I’ve said it yesterday, I’ll repeat it today: I give up on guessing which game the jury will pick, it’s just not worth it with my success rate. I feelTerraforming Mars would be a certain winner if the prize was awarded by public vote, the other two simply can’t compete with it’s hype. And the hype is deserved, no doubt about it, but the competitors being less publicly acclaimed doesn’t mean they’re less deserving of the Kennerspiel award, just that they’re less known. Raiders of the North Sea is a great worker placement game that might even have somewhat simpler rules than many such games, but the specific way of this game has its own tactical challenges. And the EXIT series may be an odd choice to nominate because it’s an escape room in a box, but it is a great escape room in a box.
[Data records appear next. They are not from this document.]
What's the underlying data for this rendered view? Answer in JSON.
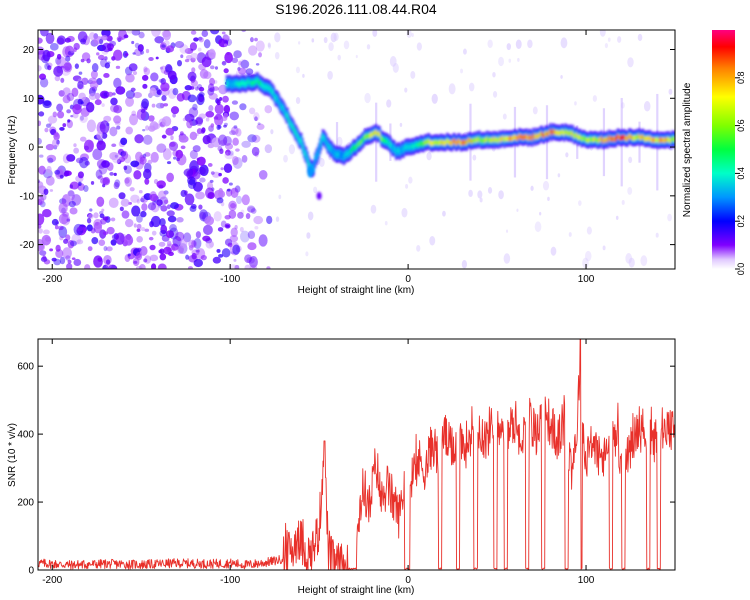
{
  "title": "S196.2026.111.08.44.R04",
  "colors": {
    "snr_line": "#e8302a",
    "frame": "#000000"
  },
  "chart_data": [
    {
      "type": "heatmap",
      "title": "S196.2026.111.08.44.R04",
      "xlabel": "Height of straight line (km)",
      "ylabel": "Frequency (Hz)",
      "xlim": [
        -208,
        150
      ],
      "ylim": [
        -25,
        24
      ],
      "xticks": [
        -200,
        -100,
        0,
        100
      ],
      "yticks": [
        20,
        10,
        0,
        -10,
        -20
      ],
      "colorbar": {
        "label": "Normalized spectral amplitude",
        "range": [
          0,
          1
        ],
        "ticks": [
          0.0,
          0.2,
          0.4,
          0.6,
          0.8
        ],
        "tick_labels": [
          "0.0",
          "0.2",
          "0.4",
          "0.6",
          "0.8"
        ],
        "colormap": [
          "#ffffff",
          "#8000ff",
          "#0000ff",
          "#00c8ff",
          "#00ff80",
          "#80ff00",
          "#ffff00",
          "#ff8000",
          "#ff0000",
          "#ff0080"
        ]
      },
      "ridge": {
        "x": [
          -102,
          -92,
          -85,
          -78,
          -72,
          -66,
          -60,
          -54,
          -48,
          -42,
          -36,
          -30,
          -24,
          -18,
          -12,
          -6,
          0,
          10,
          20,
          30,
          40,
          50,
          60,
          70,
          80,
          90,
          100,
          110,
          120,
          130,
          140,
          150
        ],
        "freq": [
          13,
          13,
          13.5,
          12,
          9,
          5,
          1,
          -5,
          2,
          -1,
          -2,
          0,
          2,
          3,
          1,
          -1,
          0,
          1,
          1,
          1,
          1.5,
          1.5,
          2,
          2,
          3,
          3,
          1.5,
          1.5,
          2,
          2,
          1.5,
          1.5
        ],
        "amp": [
          0.35,
          0.4,
          0.45,
          0.4,
          0.35,
          0.45,
          0.4,
          0.35,
          0.35,
          0.35,
          0.3,
          0.5,
          0.55,
          0.75,
          0.4,
          0.35,
          0.35,
          0.6,
          0.75,
          0.85,
          0.6,
          0.7,
          0.8,
          0.75,
          0.8,
          0.7,
          0.6,
          0.75,
          0.85,
          0.7,
          0.8,
          0.65
        ]
      },
      "noise_region": {
        "x_range": [
          -208,
          -88
        ],
        "level": "low (0.05-0.15)"
      }
    },
    {
      "type": "line",
      "xlabel": "Height of straight line (km)",
      "ylabel": "SNR (10 * v/v)",
      "xlim": [
        -208,
        150
      ],
      "ylim": [
        0,
        680
      ],
      "xticks": [
        -200,
        -100,
        0,
        100
      ],
      "yticks": [
        0,
        200,
        400,
        600
      ],
      "series": [
        {
          "name": "SNR",
          "x": [
            -208,
            -190,
            -170,
            -150,
            -130,
            -110,
            -100,
            -90,
            -80,
            -72,
            -65,
            -62,
            -58,
            -55,
            -50,
            -47,
            -45,
            -42,
            -38,
            -33,
            -30,
            -28,
            -25,
            -22,
            -18,
            -15,
            -12,
            -8,
            -5,
            -2,
            0,
            3,
            6,
            10,
            14,
            17,
            20,
            24,
            28,
            32,
            36,
            40,
            44,
            48,
            52,
            56,
            60,
            64,
            68,
            72,
            76,
            80,
            84,
            88,
            92,
            95,
            97,
            99,
            102,
            106,
            110,
            114,
            118,
            122,
            126,
            130,
            134,
            138,
            142,
            146,
            150
          ],
          "y": [
            20,
            15,
            18,
            16,
            20,
            18,
            20,
            15,
            22,
            30,
            60,
            100,
            60,
            40,
            120,
            380,
            60,
            20,
            10,
            5,
            0,
            150,
            250,
            180,
            320,
            200,
            250,
            200,
            160,
            260,
            200,
            280,
            320,
            300,
            380,
            320,
            410,
            350,
            400,
            360,
            420,
            420,
            380,
            460,
            430,
            400,
            440,
            380,
            450,
            400,
            470,
            430,
            380,
            440,
            300,
            420,
            680,
            300,
            380,
            350,
            320,
            400,
            370,
            300,
            380,
            420,
            400,
            360,
            420,
            400,
            410
          ]
        }
      ]
    }
  ]
}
That’s a lot of words to say that I have no idea. But we are interested in your ideas! Which game do you think will win Kennerspiel des Jahres? Let us know in the comments. Or complain that your favorite didn’t even make the selection. Which game do you think is missing here? Me, I was disappointed not to see Ulm, not even on the recommendation list. Speaking of which:

The Recommendation List

Captain Sonar (Pegasus Spiele)

Captain Sonar (Pegasus Spiele)
Captain Sonar (Pegasus Spiele)

Captain Sonar, also known as Heart Attack in a Box, also known as The Best Battleships Game Ever. Roberto Fraga and Yohan Lemonnier created an amazing team game where two teams, ideally with four players each, take their posts on two submarines and hunt each other across the ocean. Each sub has four posts to fill: Captain, Radio Officer, First Officer and Engineer. Each of them has their own part to play, be it controlling this ship, triangulating the enemy or keeping your sub seaworthy, but only if they all work together do they have a chance. Fortunately, you don’t have to be silent to avoid enemy sonar like you see in the movies, because playing Captain Sonar without excited shouting doesn’t seem possible.
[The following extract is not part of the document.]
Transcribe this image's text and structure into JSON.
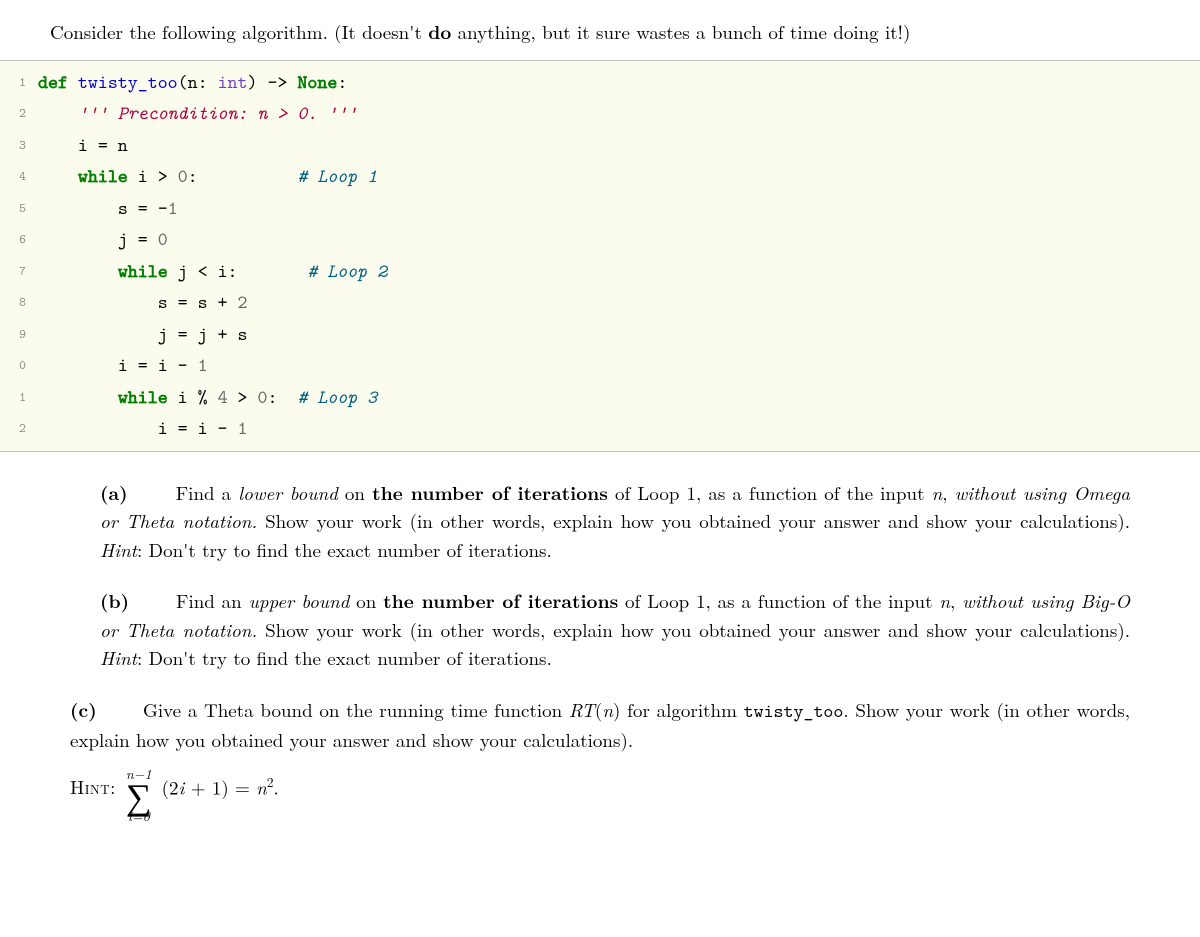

The Big Book of Madness (iello / Heidelberger)

The Big Book of Madness (iello / Heidelberger)
The Big Book of Madness (iello / Heidelberger)
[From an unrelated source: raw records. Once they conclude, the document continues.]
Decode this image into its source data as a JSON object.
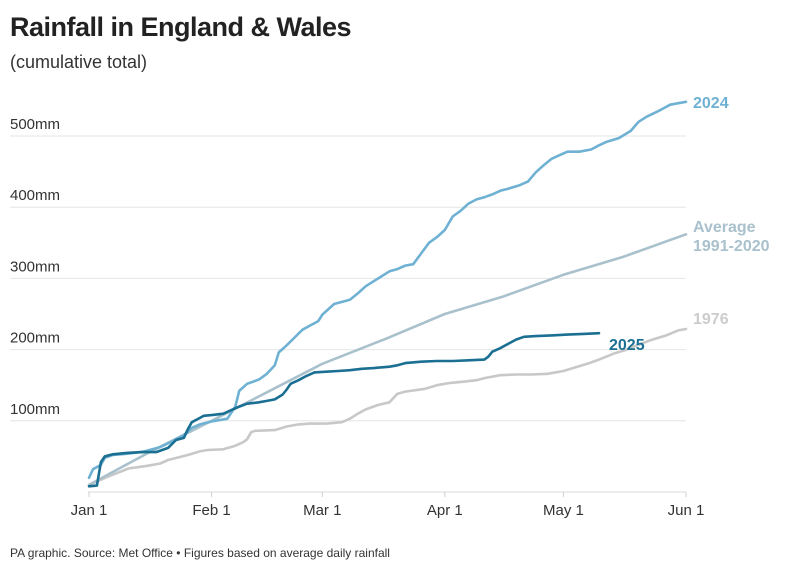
{
  "chart_data": {
    "type": "line",
    "title": "Rainfall in England & Wales",
    "subtitle": "(cumulative total)",
    "xlabel": "",
    "ylabel": "",
    "x_range_days": [
      0,
      151
    ],
    "ylim": [
      0,
      550
    ],
    "y_ticks": [
      {
        "value": 100,
        "label": "100mm"
      },
      {
        "value": 200,
        "label": "200mm"
      },
      {
        "value": 300,
        "label": "300mm"
      },
      {
        "value": 400,
        "label": "400mm"
      },
      {
        "value": 500,
        "label": "500mm"
      }
    ],
    "x_ticks": [
      {
        "day": 0,
        "label": "Jan 1"
      },
      {
        "day": 31,
        "label": "Feb 1"
      },
      {
        "day": 59,
        "label": "Mar 1"
      },
      {
        "day": 90,
        "label": "Apr 1"
      },
      {
        "day": 120,
        "label": "May 1"
      },
      {
        "day": 151,
        "label": "Jun 1"
      }
    ],
    "grid": true,
    "series": [
      {
        "name": "1976",
        "color": "#c8c8c8",
        "points": [
          [
            0,
            10
          ],
          [
            5,
            22
          ],
          [
            10,
            33
          ],
          [
            15,
            37
          ],
          [
            18,
            40
          ],
          [
            20,
            45
          ],
          [
            25,
            52
          ],
          [
            28,
            57
          ],
          [
            30,
            59
          ],
          [
            34,
            60
          ],
          [
            37,
            65
          ],
          [
            39,
            70
          ],
          [
            40,
            74
          ],
          [
            41,
            84
          ],
          [
            42,
            86
          ],
          [
            47,
            87
          ],
          [
            50,
            92
          ],
          [
            53,
            95
          ],
          [
            56,
            96
          ],
          [
            60,
            96
          ],
          [
            64,
            98
          ],
          [
            66,
            103
          ],
          [
            68,
            110
          ],
          [
            70,
            116
          ],
          [
            73,
            122
          ],
          [
            76,
            126
          ],
          [
            78,
            138
          ],
          [
            80,
            141
          ],
          [
            85,
            145
          ],
          [
            88,
            150
          ],
          [
            91,
            153
          ],
          [
            95,
            155
          ],
          [
            98,
            157
          ],
          [
            100,
            160
          ],
          [
            104,
            164
          ],
          [
            108,
            165
          ],
          [
            112,
            165
          ],
          [
            116,
            166
          ],
          [
            120,
            170
          ],
          [
            123,
            175
          ],
          [
            126,
            180
          ],
          [
            129,
            186
          ],
          [
            133,
            195
          ],
          [
            136,
            200
          ],
          [
            139,
            207
          ],
          [
            142,
            213
          ],
          [
            146,
            220
          ],
          [
            149,
            227
          ],
          [
            151,
            229
          ]
        ]
      },
      {
        "name": "Average 1991-2020",
        "color": "#a9c1cc",
        "points": [
          [
            0,
            10
          ],
          [
            15,
            55
          ],
          [
            31,
            100
          ],
          [
            45,
            140
          ],
          [
            59,
            180
          ],
          [
            75,
            215
          ],
          [
            90,
            250
          ],
          [
            105,
            275
          ],
          [
            120,
            305
          ],
          [
            135,
            330
          ],
          [
            151,
            362
          ]
        ]
      },
      {
        "name": "2024",
        "color": "#6fb1d3",
        "points": [
          [
            0,
            20
          ],
          [
            1,
            32
          ],
          [
            3,
            38
          ],
          [
            4,
            48
          ],
          [
            6,
            52
          ],
          [
            10,
            54
          ],
          [
            14,
            57
          ],
          [
            18,
            63
          ],
          [
            21,
            71
          ],
          [
            24,
            80
          ],
          [
            26,
            90
          ],
          [
            28,
            95
          ],
          [
            31,
            99
          ],
          [
            35,
            103
          ],
          [
            37,
            120
          ],
          [
            38,
            142
          ],
          [
            40,
            152
          ],
          [
            43,
            158
          ],
          [
            45,
            166
          ],
          [
            47,
            178
          ],
          [
            48,
            196
          ],
          [
            50,
            206
          ],
          [
            52,
            217
          ],
          [
            54,
            228
          ],
          [
            56,
            234
          ],
          [
            58,
            240
          ],
          [
            59,
            249
          ],
          [
            62,
            264
          ],
          [
            64,
            267
          ],
          [
            66,
            270
          ],
          [
            68,
            279
          ],
          [
            70,
            289
          ],
          [
            72,
            296
          ],
          [
            74,
            303
          ],
          [
            76,
            310
          ],
          [
            78,
            313
          ],
          [
            80,
            318
          ],
          [
            82,
            320
          ],
          [
            84,
            335
          ],
          [
            86,
            350
          ],
          [
            88,
            358
          ],
          [
            90,
            368
          ],
          [
            92,
            387
          ],
          [
            94,
            395
          ],
          [
            96,
            405
          ],
          [
            98,
            411
          ],
          [
            100,
            414
          ],
          [
            102,
            418
          ],
          [
            104,
            423
          ],
          [
            106,
            426
          ],
          [
            109,
            431
          ],
          [
            111,
            436
          ],
          [
            113,
            449
          ],
          [
            115,
            459
          ],
          [
            117,
            468
          ],
          [
            119,
            473
          ],
          [
            121,
            478
          ],
          [
            124,
            478
          ],
          [
            127,
            481
          ],
          [
            129,
            487
          ],
          [
            131,
            492
          ],
          [
            134,
            497
          ],
          [
            137,
            507
          ],
          [
            139,
            520
          ],
          [
            141,
            527
          ],
          [
            144,
            535
          ],
          [
            147,
            544
          ],
          [
            151,
            548
          ]
        ]
      },
      {
        "name": "2025",
        "color": "#1b6f92",
        "points": [
          [
            0,
            8
          ],
          [
            2,
            9
          ],
          [
            3,
            42
          ],
          [
            4,
            50
          ],
          [
            6,
            53
          ],
          [
            10,
            55
          ],
          [
            14,
            56
          ],
          [
            17,
            56
          ],
          [
            20,
            62
          ],
          [
            22,
            73
          ],
          [
            24,
            76
          ],
          [
            25,
            88
          ],
          [
            26,
            98
          ],
          [
            28,
            104
          ],
          [
            29,
            107
          ],
          [
            31,
            108
          ],
          [
            34,
            110
          ],
          [
            36,
            115
          ],
          [
            38,
            120
          ],
          [
            40,
            124
          ],
          [
            43,
            126
          ],
          [
            45,
            128
          ],
          [
            47,
            130
          ],
          [
            49,
            137
          ],
          [
            50,
            144
          ],
          [
            51,
            152
          ],
          [
            53,
            157
          ],
          [
            55,
            163
          ],
          [
            57,
            168
          ],
          [
            60,
            169
          ],
          [
            63,
            170
          ],
          [
            66,
            171
          ],
          [
            69,
            173
          ],
          [
            72,
            174
          ],
          [
            76,
            176
          ],
          [
            78,
            178
          ],
          [
            80,
            181
          ],
          [
            84,
            183
          ],
          [
            88,
            184
          ],
          [
            92,
            184
          ],
          [
            96,
            185
          ],
          [
            100,
            186
          ],
          [
            101,
            190
          ],
          [
            102,
            197
          ],
          [
            104,
            202
          ],
          [
            106,
            208
          ],
          [
            108,
            214
          ],
          [
            110,
            218
          ],
          [
            113,
            219
          ],
          [
            117,
            220
          ],
          [
            121,
            221
          ],
          [
            125,
            222
          ],
          [
            129,
            223
          ]
        ]
      }
    ],
    "series_labels": [
      {
        "series": "2024",
        "lines": [
          "2024"
        ],
        "color": "#6fb1d3"
      },
      {
        "series": "Average 1991-2020",
        "lines": [
          "Average",
          "1991-2020"
        ],
        "color": "#a9c1cc"
      },
      {
        "series": "1976",
        "lines": [
          "1976"
        ],
        "color": "#cccccc"
      },
      {
        "series": "2025",
        "lines": [
          "2025"
        ],
        "color": "#1b6f92"
      }
    ]
  },
  "footer": "PA graphic. Source: Met Office • Figures based on average daily rainfall"
}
We reviewed The Big Book of Madness by Maxime Rambourg already, and there’s really not much to add about the cooperative deck-building game set in a magical school with shockingly lax safety standards. Just a quick reminder why a game we reviewed more than a year ago ended up in this year’s Kennerspiel recommendation list: A game has to be published in Germany to be considered, and the German edition Das Grimoire des Wahnsinns is from this year.

Great Western Trail (eggertspiele / Pegasus Spiele)

Great Western Trail (eggerspiele)
Great Western Trail (eggerspiele)

Alexander Pfister’s Great Western Trail is probably the most complex game on the list this year. Driving cattle from Texas to Kansas City to sell your herd there wasn’t easy to start with, and it doesn’t get any easier from managing your helpers to put your very own building along the different routes and contribute to the railway construction. I’m pretty sure there are more moving parts here than in the other games, and Great Western Trail is the only game on the list this year that the jury designated sehr anspruchsvoll (very challenging).

Les Poilus (Sweet Games)

Les Poilus (Sweet Games)
Les Poilus (Sweet Games)

Fabien Riffaud and Juan Rodriguez’ The Grizzled is available in Germany under its French name Les Poilus (distribution: Pegasus Spiele). This is a game that goes into an uncomfortable territory where few games dare to tread: World War One, not as a strategy game where the player generals move units around, but on a very personal level in the trenches. It’s a cooperative game where the players are soldiers in the trenches and each round they must play cards that threaten their physical and mental health, including mortar strikes and their own phobias. The rules for Les Poilus are not hugely complex, but coming out of it alive won’t be easy. Les Poilus is great because it shows that a boardgame can broach a difficult subject and at the same time be enjoyable as a game.

And that’s the whole list already. I’ll never understand why the jury decided that the Kennerspiel recommendation list should only have four entries, when so many amazing, complex games are published every year, but it is what it is.